The bispecific antibody of any one of claims 1-14 for use in the treatment of, or in the manufacture of a medicament for the treatment of, cancer, such as gastric, pancreatic, ovarian, esophageal or non-small cell lung cancer.
A method of treating cancer, for example, gastric, pancreatic, ovarian, esophageal, or non-small cell lung cancer, comprising administering to a subject a therapeutically effective amount of the bispecific antibody of any one of claims 1-14.

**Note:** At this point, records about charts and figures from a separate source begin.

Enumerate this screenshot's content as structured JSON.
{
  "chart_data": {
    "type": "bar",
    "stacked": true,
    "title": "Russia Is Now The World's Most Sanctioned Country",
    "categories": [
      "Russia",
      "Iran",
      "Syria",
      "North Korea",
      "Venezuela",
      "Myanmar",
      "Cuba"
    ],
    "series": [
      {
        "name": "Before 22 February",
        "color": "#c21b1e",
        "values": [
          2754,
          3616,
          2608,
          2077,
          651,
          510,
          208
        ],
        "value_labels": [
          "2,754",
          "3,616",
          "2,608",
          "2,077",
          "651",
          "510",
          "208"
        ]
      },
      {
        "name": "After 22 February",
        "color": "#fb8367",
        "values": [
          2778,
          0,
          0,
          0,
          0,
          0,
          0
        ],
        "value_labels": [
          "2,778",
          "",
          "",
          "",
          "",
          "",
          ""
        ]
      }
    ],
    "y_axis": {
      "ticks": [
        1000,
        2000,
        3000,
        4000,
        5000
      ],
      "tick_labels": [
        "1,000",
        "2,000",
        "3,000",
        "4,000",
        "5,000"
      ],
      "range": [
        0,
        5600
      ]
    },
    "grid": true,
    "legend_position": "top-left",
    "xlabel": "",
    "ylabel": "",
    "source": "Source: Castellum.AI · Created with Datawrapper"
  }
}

A bispecific antibody conjugate comprising a bispecific antibody of any one of claims 1-14 and a further substance selected from one or more of a therapeutic agent, a prodrug, a peptide, a protein, an enzyme, a virus, a lipid, a biological response modifier, a pharmaceutical agent, or PEG, preferably the therapeutic agent comprises a detectable label, such as a radioactive label, an immunomodulator, a hormone, an enzyme, an oligonucleotide, a photoactive therapeutic or diagnostic agent, a cytotoxic agent, such as a drug or toxin, an ultrasound enhancer, a non-radioactive label.